I couldn’t wait for him to hug me again—and then I remembered, like a stone dropping into my stomach—that he wouldn’t. Ever again.

It knocked the breath out of me.

I should’ve come back sooner. I should’ve taken weekend trips like Carver suggested. I should’ve gone fishing with Alice in the summer, I should’ve helped Dad re-stain the front porch, and I should’ve gone with Mom to those ballroom dancing classes.

I should’ve, should’ve, should’ve . . .

But I never did.

The funeral home looked the same as when I last saw it, the stained glass windows and the dormers and the turrets, but there was something inherently wrong as I stood there on the porch, mustering up the courage to step inside.

Dad was gone, and there were crows sitting in the branches of the dead tree beside the house, crowing, prodding me to go inside. I didn’t think much about the crows.

Maybe I should have.

It’s just—the world felt all wrong. Dad should’ve been answering the door. He should’ve been outstretching his arms and bringing me into a rib-crushing hug and telling me what a treat it was to have me back home.

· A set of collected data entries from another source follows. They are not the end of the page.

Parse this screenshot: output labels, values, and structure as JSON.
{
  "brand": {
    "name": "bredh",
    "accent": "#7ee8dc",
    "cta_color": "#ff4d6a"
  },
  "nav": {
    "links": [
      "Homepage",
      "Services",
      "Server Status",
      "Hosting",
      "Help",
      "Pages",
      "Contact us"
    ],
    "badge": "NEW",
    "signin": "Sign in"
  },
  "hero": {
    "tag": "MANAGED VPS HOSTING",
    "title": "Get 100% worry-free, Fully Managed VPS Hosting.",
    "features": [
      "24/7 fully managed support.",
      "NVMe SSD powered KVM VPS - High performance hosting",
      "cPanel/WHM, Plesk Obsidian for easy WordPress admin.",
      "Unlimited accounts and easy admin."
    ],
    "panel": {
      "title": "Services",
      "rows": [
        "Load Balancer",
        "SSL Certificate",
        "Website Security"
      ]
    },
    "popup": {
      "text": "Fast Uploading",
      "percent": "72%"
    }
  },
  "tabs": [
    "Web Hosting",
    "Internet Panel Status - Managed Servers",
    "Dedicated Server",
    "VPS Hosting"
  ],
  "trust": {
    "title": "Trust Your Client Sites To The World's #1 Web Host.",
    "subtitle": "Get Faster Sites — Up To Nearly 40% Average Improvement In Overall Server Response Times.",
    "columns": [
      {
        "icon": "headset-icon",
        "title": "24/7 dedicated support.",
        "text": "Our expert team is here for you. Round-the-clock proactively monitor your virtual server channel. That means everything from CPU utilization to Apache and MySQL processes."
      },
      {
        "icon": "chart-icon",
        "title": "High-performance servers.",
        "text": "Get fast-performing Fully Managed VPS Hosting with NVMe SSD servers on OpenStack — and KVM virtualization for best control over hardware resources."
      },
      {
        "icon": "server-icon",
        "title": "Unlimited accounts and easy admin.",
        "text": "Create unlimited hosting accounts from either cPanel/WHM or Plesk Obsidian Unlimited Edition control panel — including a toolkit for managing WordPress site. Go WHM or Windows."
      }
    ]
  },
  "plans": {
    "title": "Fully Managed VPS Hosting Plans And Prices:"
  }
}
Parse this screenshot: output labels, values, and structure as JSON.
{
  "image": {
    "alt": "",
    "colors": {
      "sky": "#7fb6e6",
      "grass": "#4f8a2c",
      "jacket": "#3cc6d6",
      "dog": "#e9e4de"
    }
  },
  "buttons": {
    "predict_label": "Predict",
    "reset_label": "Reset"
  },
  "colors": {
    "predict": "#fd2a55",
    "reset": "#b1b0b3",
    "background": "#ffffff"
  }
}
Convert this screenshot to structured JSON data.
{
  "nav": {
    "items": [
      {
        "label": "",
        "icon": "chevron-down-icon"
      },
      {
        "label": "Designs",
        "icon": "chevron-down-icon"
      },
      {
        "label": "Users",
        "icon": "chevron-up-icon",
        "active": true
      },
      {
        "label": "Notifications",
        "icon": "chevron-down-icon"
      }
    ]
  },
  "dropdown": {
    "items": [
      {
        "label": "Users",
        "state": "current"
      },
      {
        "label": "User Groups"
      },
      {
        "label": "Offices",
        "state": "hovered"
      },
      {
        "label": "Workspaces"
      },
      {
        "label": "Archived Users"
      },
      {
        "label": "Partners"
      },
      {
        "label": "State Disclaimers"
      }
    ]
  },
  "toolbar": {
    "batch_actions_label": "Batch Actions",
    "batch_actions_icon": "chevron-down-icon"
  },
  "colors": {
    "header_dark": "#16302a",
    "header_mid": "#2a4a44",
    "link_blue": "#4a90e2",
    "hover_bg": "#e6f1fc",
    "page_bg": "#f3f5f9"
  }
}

But instead when I rang the doorbell, a large and long gong that reverberated through the house’s old bones, my little sister answered the door. She’d cut her black hair short since the last time I’d seen her, and her gauges were a little larger than last time, though she didn’t have on her dark gothic eyeliner. But that might’ve been because she’d cried it all off.

“Oh, it’s you,” Alice greeted, opening the door wider for me to come in with my suitcase, and retreated into the foyer.

“Hello to you, too.” I stepped inside. I took off my coat—I didn’t need it in Mairmont at all, it turned out—and hung it on the coatrack. There were about ten other coats hanging there—so I could only guess who was waiting in the parlor. People I didn’t want to see.